Mientras la abría, se inclinó hacia Spezi. Le habló con voz queda y cordial, y esta vez le tuteó.

—Por cierto, Spezi, casi se me olvidaba. —La voz adquirió un tono ronco, amenazador—. Escucha bien esto: yo no me ando con chiquitas.

36

S
pezi y yo entregamos el artículo sobre el Monstruo de Florencia a
The New Yorker
el verano de 2001. Mi familia y yo regresamos a Estados Unidos para pasar las vacaciones estivales en una vieja casa de campo que teníamos en la costa de Maine. Pasé buena parte del verano trabajando con nuestra editora de
The New Yorker,
revisando y comprobando los datos del artículo. Debía publicarse la tercera semana de septiembre de 2001.

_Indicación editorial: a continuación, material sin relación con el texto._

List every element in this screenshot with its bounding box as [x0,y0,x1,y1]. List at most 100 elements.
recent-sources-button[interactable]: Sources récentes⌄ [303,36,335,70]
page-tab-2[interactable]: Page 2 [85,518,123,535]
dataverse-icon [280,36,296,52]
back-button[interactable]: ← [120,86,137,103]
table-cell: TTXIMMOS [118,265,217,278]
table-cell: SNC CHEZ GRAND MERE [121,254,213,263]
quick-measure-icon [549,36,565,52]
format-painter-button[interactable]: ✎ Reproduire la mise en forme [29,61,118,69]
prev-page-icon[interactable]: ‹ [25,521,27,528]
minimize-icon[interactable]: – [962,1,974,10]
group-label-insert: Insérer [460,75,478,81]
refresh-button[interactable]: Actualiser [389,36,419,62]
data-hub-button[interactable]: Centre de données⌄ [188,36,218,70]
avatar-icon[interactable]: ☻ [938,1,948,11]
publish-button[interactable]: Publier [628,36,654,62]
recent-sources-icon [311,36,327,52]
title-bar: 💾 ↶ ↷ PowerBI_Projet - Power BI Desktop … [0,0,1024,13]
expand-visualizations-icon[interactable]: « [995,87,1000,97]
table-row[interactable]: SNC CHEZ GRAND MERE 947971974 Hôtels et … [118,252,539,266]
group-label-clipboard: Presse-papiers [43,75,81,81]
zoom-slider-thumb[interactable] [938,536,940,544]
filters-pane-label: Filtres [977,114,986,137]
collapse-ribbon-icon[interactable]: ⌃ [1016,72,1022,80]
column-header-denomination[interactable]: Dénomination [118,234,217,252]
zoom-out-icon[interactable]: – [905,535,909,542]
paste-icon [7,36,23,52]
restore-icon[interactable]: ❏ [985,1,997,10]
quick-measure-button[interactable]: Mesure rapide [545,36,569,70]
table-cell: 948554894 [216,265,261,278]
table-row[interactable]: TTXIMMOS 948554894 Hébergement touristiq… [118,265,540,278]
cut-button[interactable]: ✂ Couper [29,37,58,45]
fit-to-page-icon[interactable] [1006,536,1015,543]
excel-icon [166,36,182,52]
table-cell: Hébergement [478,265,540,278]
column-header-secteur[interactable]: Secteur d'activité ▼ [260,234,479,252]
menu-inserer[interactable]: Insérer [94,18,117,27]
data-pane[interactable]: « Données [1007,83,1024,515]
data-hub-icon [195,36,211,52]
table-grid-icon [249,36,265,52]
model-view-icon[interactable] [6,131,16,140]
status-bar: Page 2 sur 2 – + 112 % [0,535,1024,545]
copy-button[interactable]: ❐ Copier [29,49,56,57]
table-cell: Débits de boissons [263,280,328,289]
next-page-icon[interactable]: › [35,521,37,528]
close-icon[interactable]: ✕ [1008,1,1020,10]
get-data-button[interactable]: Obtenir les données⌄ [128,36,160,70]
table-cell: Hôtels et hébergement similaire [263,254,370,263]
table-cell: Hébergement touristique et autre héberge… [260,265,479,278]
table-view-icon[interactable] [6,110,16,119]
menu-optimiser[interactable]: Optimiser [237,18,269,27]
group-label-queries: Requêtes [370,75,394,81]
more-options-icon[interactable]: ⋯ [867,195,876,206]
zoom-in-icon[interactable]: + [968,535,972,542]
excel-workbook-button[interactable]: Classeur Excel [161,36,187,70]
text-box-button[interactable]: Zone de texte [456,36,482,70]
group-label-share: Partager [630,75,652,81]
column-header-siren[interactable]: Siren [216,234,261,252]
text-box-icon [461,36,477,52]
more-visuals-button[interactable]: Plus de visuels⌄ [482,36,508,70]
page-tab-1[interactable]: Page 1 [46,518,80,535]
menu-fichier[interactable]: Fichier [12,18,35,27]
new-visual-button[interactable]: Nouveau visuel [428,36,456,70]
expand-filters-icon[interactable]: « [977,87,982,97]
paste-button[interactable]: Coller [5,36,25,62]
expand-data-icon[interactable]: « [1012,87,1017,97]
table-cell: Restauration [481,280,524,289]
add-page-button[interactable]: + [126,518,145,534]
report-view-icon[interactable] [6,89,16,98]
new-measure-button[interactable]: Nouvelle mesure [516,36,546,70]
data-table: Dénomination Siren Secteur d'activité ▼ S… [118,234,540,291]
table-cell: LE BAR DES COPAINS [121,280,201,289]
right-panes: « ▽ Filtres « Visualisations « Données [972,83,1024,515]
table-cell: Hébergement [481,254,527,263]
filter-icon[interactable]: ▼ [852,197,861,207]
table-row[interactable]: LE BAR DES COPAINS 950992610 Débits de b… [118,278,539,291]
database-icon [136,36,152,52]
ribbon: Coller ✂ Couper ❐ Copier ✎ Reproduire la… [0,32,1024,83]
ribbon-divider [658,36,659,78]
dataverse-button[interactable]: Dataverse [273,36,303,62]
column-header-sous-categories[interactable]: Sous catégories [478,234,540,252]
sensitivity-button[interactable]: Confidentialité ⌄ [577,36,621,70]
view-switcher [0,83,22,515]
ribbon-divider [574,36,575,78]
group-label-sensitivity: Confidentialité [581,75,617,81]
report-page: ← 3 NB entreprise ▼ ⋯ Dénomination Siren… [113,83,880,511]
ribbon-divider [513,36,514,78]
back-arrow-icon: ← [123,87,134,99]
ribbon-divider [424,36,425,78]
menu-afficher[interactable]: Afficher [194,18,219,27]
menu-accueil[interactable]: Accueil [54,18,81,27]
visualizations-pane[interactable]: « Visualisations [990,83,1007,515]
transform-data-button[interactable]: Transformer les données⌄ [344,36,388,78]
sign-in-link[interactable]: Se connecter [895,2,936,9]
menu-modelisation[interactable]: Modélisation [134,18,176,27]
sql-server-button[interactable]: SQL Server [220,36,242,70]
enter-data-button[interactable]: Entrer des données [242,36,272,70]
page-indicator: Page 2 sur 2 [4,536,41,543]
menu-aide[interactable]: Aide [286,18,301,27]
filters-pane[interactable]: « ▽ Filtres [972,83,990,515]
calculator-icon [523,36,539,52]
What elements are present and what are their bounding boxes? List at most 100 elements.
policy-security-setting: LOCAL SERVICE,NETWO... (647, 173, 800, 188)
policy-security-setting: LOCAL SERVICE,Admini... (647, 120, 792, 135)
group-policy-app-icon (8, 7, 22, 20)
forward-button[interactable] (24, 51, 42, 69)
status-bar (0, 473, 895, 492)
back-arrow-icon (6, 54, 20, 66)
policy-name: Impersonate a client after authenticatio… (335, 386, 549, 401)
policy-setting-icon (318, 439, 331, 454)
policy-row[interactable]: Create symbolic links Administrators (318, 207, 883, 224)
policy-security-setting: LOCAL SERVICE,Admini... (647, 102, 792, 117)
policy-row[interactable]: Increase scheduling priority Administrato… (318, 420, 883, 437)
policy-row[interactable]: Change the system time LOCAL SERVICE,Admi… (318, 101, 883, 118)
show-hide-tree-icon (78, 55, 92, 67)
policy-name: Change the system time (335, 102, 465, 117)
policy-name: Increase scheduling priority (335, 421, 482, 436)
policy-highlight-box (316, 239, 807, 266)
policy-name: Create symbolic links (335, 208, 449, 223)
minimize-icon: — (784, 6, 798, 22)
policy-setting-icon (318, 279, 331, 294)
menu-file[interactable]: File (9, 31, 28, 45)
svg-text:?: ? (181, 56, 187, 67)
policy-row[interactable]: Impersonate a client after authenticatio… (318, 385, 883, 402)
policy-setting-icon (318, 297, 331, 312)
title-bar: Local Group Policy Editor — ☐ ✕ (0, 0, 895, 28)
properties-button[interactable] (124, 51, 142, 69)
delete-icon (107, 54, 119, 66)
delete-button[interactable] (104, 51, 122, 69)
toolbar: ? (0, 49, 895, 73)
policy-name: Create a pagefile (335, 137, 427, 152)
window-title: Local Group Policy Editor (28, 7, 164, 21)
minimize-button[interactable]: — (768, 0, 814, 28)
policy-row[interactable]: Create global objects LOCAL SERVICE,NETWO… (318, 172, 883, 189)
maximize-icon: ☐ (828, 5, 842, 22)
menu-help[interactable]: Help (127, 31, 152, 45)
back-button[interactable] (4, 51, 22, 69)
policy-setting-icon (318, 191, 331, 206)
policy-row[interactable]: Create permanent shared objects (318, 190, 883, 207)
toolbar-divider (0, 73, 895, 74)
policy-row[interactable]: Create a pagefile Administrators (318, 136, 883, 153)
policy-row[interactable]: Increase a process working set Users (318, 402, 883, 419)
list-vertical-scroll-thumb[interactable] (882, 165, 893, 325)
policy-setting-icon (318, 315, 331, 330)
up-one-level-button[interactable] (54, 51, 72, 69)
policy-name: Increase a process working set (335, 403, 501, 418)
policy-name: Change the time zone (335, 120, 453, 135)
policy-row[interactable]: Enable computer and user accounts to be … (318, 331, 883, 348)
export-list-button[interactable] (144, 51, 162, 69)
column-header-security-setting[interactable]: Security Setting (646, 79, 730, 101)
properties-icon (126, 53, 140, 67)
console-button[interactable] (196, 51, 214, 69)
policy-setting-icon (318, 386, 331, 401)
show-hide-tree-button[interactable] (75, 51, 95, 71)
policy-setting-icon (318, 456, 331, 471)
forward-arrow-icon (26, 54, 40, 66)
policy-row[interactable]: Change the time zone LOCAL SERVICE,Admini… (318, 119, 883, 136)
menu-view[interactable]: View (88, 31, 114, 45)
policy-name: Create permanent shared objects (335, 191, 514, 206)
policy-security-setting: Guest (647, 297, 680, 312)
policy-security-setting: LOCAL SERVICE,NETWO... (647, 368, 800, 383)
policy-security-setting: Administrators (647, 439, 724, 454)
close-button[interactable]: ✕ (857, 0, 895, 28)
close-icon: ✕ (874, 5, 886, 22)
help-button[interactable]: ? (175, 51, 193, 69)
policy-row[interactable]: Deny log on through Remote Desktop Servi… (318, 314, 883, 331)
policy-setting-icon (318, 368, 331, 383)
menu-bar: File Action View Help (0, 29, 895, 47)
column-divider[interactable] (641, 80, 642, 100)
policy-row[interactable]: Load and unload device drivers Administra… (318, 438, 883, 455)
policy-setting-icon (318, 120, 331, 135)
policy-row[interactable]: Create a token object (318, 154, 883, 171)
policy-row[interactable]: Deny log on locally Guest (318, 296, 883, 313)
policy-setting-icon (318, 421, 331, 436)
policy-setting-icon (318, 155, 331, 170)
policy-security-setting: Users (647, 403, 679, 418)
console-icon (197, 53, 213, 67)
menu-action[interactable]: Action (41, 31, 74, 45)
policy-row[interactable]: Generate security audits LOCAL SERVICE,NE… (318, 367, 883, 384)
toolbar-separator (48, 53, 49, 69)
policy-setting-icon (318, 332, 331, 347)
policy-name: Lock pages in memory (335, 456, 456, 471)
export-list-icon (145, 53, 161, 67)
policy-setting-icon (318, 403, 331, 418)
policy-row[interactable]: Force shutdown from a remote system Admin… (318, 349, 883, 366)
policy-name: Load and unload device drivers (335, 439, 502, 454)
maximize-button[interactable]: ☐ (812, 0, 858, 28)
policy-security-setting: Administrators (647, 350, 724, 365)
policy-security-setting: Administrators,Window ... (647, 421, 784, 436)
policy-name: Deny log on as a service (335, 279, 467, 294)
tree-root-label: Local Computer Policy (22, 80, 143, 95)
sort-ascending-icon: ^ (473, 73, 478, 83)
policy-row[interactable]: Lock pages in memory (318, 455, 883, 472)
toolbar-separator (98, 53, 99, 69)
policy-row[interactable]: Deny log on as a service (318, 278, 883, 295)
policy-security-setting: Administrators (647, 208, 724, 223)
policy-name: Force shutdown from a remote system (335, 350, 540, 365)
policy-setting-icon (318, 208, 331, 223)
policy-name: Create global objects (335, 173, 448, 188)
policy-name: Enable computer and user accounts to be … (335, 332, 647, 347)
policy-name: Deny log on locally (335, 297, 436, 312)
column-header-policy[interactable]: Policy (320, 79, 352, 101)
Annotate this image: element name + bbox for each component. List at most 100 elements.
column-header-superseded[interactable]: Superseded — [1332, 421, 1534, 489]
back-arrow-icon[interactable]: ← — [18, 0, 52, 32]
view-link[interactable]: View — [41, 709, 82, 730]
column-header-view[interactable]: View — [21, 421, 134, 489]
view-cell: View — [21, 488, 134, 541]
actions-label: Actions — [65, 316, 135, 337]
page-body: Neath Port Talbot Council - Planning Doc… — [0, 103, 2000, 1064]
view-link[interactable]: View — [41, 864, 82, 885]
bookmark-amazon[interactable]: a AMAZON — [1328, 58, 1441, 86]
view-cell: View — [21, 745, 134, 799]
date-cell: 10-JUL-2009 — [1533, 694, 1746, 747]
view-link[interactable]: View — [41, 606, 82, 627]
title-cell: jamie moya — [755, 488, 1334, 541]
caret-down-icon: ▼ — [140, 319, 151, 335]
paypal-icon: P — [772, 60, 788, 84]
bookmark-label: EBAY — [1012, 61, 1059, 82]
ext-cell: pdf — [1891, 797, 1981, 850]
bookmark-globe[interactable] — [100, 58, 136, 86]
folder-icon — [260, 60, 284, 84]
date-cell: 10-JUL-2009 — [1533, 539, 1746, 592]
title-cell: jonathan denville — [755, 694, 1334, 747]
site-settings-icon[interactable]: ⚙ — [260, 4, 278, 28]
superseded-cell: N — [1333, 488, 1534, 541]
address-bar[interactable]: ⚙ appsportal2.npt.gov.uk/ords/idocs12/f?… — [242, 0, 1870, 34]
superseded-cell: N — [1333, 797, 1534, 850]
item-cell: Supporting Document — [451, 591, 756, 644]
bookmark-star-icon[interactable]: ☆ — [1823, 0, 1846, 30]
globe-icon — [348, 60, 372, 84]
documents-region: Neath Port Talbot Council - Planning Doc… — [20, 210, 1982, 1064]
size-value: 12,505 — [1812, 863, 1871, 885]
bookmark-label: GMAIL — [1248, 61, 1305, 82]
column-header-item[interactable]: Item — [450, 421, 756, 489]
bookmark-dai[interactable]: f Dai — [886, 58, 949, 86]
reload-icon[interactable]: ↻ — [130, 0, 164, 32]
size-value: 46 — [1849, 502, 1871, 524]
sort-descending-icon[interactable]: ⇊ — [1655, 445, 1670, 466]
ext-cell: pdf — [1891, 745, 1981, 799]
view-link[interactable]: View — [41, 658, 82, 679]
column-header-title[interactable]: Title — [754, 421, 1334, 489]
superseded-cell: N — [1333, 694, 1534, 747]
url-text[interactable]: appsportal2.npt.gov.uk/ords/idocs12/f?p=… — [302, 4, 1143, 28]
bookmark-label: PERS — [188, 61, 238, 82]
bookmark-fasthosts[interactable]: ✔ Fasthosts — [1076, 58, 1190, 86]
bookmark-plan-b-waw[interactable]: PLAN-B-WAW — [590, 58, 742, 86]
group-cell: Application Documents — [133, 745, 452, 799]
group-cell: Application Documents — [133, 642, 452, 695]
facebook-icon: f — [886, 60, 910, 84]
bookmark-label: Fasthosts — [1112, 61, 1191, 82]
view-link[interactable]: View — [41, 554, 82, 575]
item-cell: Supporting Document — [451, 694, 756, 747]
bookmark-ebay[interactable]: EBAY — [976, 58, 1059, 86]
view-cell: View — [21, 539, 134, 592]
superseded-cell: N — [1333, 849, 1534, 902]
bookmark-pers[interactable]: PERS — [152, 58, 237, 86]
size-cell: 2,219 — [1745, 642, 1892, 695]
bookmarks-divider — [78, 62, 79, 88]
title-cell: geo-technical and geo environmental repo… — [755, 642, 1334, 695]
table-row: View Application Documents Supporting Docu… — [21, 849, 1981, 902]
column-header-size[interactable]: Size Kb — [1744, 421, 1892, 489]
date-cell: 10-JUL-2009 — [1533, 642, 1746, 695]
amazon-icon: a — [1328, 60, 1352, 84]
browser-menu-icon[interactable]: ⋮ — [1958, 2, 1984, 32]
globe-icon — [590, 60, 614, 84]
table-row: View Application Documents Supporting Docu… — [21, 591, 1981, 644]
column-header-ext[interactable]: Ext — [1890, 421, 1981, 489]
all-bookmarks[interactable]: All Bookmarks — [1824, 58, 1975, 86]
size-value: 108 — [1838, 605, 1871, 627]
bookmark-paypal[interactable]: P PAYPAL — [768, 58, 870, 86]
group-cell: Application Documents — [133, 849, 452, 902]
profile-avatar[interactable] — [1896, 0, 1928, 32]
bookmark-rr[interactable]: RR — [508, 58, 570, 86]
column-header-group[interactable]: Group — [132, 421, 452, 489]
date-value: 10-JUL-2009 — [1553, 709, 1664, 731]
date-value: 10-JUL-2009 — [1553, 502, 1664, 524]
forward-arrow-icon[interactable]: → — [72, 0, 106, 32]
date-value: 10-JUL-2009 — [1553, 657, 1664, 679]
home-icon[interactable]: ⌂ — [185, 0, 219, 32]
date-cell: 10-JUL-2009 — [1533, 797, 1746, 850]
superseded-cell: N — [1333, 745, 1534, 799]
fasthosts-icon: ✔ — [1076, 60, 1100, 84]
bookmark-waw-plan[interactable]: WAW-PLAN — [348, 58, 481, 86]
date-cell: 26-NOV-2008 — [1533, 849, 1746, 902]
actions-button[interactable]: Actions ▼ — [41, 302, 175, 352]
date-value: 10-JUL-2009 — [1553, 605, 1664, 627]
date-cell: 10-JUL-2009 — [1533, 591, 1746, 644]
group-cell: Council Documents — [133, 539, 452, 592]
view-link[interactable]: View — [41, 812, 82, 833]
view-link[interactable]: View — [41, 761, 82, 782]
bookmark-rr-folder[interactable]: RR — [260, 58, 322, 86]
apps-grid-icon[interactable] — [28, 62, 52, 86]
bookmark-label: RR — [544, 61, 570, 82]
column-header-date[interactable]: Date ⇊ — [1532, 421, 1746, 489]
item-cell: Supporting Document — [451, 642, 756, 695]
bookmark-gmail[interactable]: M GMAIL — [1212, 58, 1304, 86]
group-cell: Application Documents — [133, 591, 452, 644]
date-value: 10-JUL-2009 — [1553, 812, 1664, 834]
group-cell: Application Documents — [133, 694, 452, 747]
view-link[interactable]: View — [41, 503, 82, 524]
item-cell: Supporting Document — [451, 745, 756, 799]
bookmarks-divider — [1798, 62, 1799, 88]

Spezi y yo esperábamos que el artículo generara una gran reacción en Italia. La opinión pública italiana había decidido, tiempo atrás, que Pacciani y sus compañeros de merienda eran culpables. También la mayoría de los italianos se había tragado la teoría de Giuttari de que Pacciani y compañía trabajaban para una poderosa secta secreta. Aunque era muy probable que los estadounidenses se rieran de la idea de que una secta satánica estaba detrás de los asesinatos, los italianos no la encontraban tan extraña o increíble. Desde el principio había corrido el rumor de que una persona importante y poderosa, un médico o un aristócrata, estaba detrás de los asesinatos. La investigación de la secta satánica parecía una consecuencia lógica de esta teoría y la mayoría de los italianos la creía justificada.